Dans son milieu naturel qu’est la région tropicale, il y a peu de variation de température entre les périodes d’hiver et d’été. Mais  sur les terres d’Essaouira,  la plante fleurie deux fois dans l’année. La première période de floraison vient en juin- juillet, la récolte des fruits de la première floraison est alors possible en septembre. La 2ème période de floraison démarre entre octobre et novembre. Au bout de 3 mois quand vient normalement la période de floraison on est en janvier en plein hiver, le froid n’est pas favorable à la maturation des fruits. Cela affecte le rendement final. C’est la plus grande contrainte de cette expérimentation.

Démarré en 2011 le projet a pris fin en juin 2016 et a été réalisé avec un budget de 1.817.496 euros mis à disposition par l’Union Européenne. L’équipe du Professeur Outzourmit espère vivement que des investisseurs nationaux prendront le relais de l’Union Européenne pour pérenniser les acquis du projet.  

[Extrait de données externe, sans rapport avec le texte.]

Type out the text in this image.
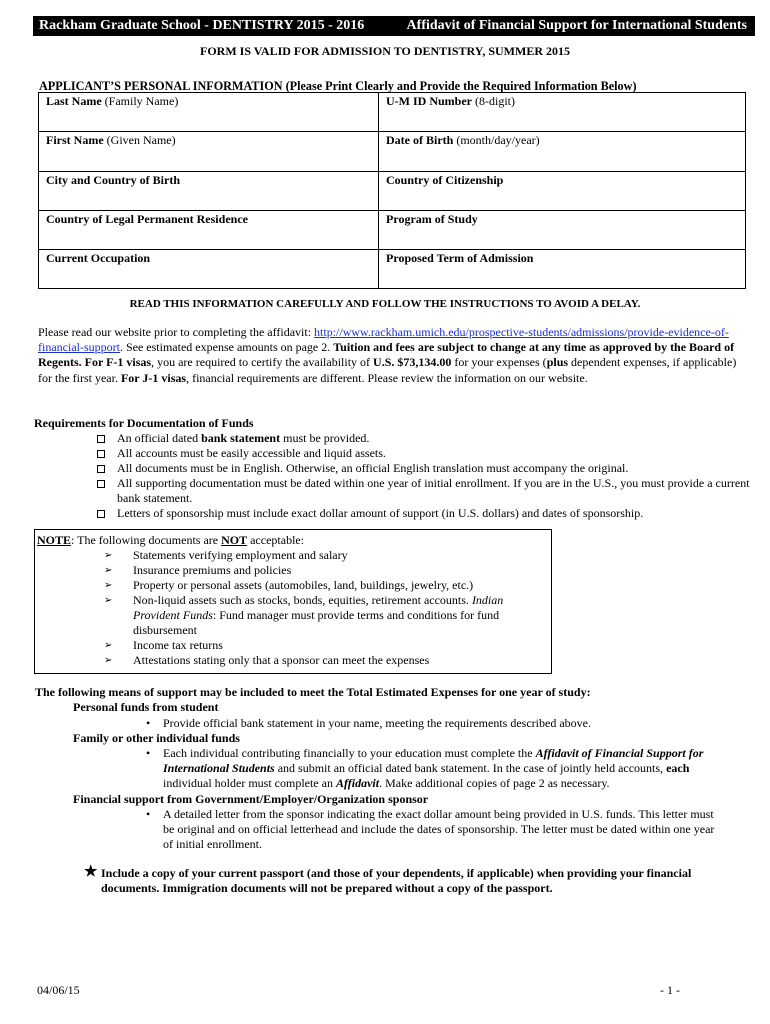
Rackham Graduate School - DENTISTRY 2015 - 2016	Affidavit of Financial Support for International Students
FORM IS VALID FOR ADMISSION TO DENTISTRY, SUMMER 2015
APPLICANT’S PERSONAL INFORMATION (Please Print Clearly and Provide the Required Information Below)
Last Name (Family Name)	U-M ID Number (8-digit)
First Name (Given Name)	Date of Birth (month/day/year)
City and Country of Birth	Country of Citizenship
Country of Legal Permanent Residence	Program of Study
Current Occupation	Proposed Term of Admission
READ THIS INFORMATION CAREFULLY AND FOLLOW THE INSTRUCTIONS TO AVOID A DELAY.
Please read our website prior to completing the affidavit: http://www.rackham.umich.edu/prospective-students/admissions/provide-evidence-of-financial-support. See estimated expense amounts on page 2. Tuition and fees are subject to change at any time as approved by the Board of Regents. For F-1 visas, you are required to certify the availability of U.S. $73,134.00 for your expenses (plus dependent expenses, if applicable) for the first year. For J-1 visas, financial requirements are different. Please review the information on our website.
Requirements for Documentation of Funds
An official dated bank statement must be provided.
All accounts must be easily accessible and liquid assets.
All documents must be in English. Otherwise, an official English translation must accompany the original.
All supporting documentation must be dated within one year of initial enrollment. If you are in the U.S., you must provide a current bank statement.
Letters of sponsorship must include exact dollar amount of support (in U.S. dollars) and dates of sponsorship.
NOTE: The following documents are NOT acceptable:
➢ Statements verifying employment and salary
➢ Insurance premiums and policies
➢ Property or personal assets (automobiles, land, buildings, jewelry, etc.)
➢ Non-liquid assets such as stocks, bonds, equities, retirement accounts. Indian Provident Funds: Fund manager must provide terms and conditions for fund disbursement
➢ Income tax returns
➢ Attestations stating only that a sponsor can meet the expenses
The following means of support may be included to meet the Total Estimated Expenses for one year of study:
Personal funds from student
• Provide official bank statement in your name, meeting the requirements described above.
Family or other individual funds
• Each individual contributing financially to your education must complete the Affidavit of Financial Support for International Students and submit an official dated bank statement. In the case of jointly held accounts, each individual holder must complete an Affidavit. Make additional copies of page 2 as necessary.
Financial support from Government/Employer/Organization sponsor
• A detailed letter from the sponsor indicating the exact dollar amount being provided in U.S. funds. This letter must be original and on official letterhead and include the dates of sponsorship. The letter must be dated within one year of initial enrollment.
★ Include a copy of your current passport (and those of your dependents, if applicable) when providing your financial documents. Immigration documents will not be prepared without a copy of the passport.
04/06/15	- 1 -
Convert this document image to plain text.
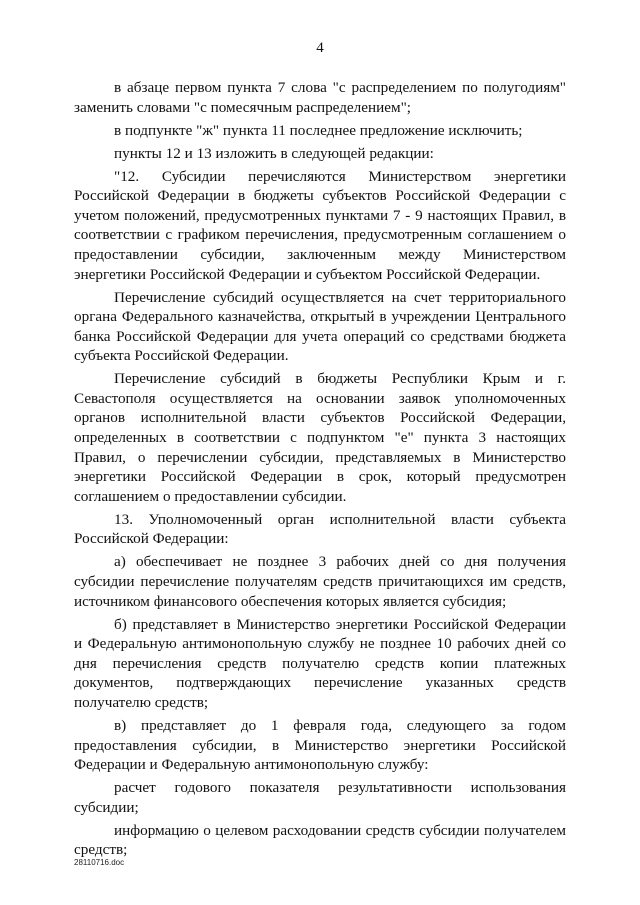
4

в абзаце первом пункта 7 слова "с распределением по полугодиям" заменить словами "с помесячным распределением";

в подпункте "ж" пункта 11 последнее предложение исключить;

пункты 12 и 13 изложить в следующей редакции:

"12. Субсидии перечисляются Министерством энергетики Российской Федерации в бюджеты субъектов Российской Федерации с учетом положений, предусмотренных пунктами 7 - 9 настоящих Правил, в соответствии с графиком перечисления, предусмотренным соглашением о предоставлении субсидии, заключенным между Министерством энергетики Российской Федерации и субъектом Российской Федерации.

Перечисление субсидий осуществляется на счет территориального органа Федерального казначейства, открытый в учреждении Центрального банка Российской Федерации для учета операций со средствами бюджета субъекта Российской Федерации.

Перечисление субсидий в бюджеты Республики Крым и г. Севастополя осуществляется на основании заявок уполномоченных органов исполнительной власти субъектов Российской Федерации, определенных в соответствии с подпунктом "е" пункта 3 настоящих Правил, о перечислении субсидии, представляемых в Министерство энергетики Российской Федерации в срок, который предусмотрен соглашением о предоставлении субсидии.

13. Уполномоченный орган исполнительной власти субъекта Российской Федерации:

а) обеспечивает не позднее 3 рабочих дней со дня получения субсидии перечисление получателям средств причитающихся им средств, источником финансового обеспечения которых является субсидия;

б) представляет в Министерство энергетики Российской Федерации и Федеральную антимонопольную службу не позднее 10 рабочих дней со дня перечисления средств получателю средств копии платежных документов, подтверждающих перечисление указанных средств получателю средств;

в) представляет до 1 февраля года, следующего за годом предоставления субсидии, в Министерство энергетики Российской Федерации и Федеральную антимонопольную службу:

расчет годового показателя результативности использования субсидии;

информацию о целевом расходовании средств субсидии получателем средств;

28110716.doc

Le Maroc devrait s’inspirer de l’expérience béninoise

Au Bénin en zone rurale, moins de 5% de la population a accès à l’électricité, le Geres (Groupe énergies renouvelables, environnement et solidarité) qui opère depuis 2003, après réalisation d’une étude de faisabilité en 2008, réussit l’expérience dans 7 des 9 communes du département du Zou. Au total, près d’un millier d’agriculteurs participent à ce programme-pilote depuis 2010, pour 560 hectares plantés. Un itinéraire technique a été élaboré, avec des recommandations de cultures vivrières en inter-rang. L’étape finale est de créer et consolider la filière complète : identifier les distributeurs dans chaque localité, garantir une offre d’Huile Végétale Pure permettant une économie à l’usage par rapport au diesel – soit un prix de vente inférieur – et assurer des débouchés commerciaux pour écouler l’huile produite.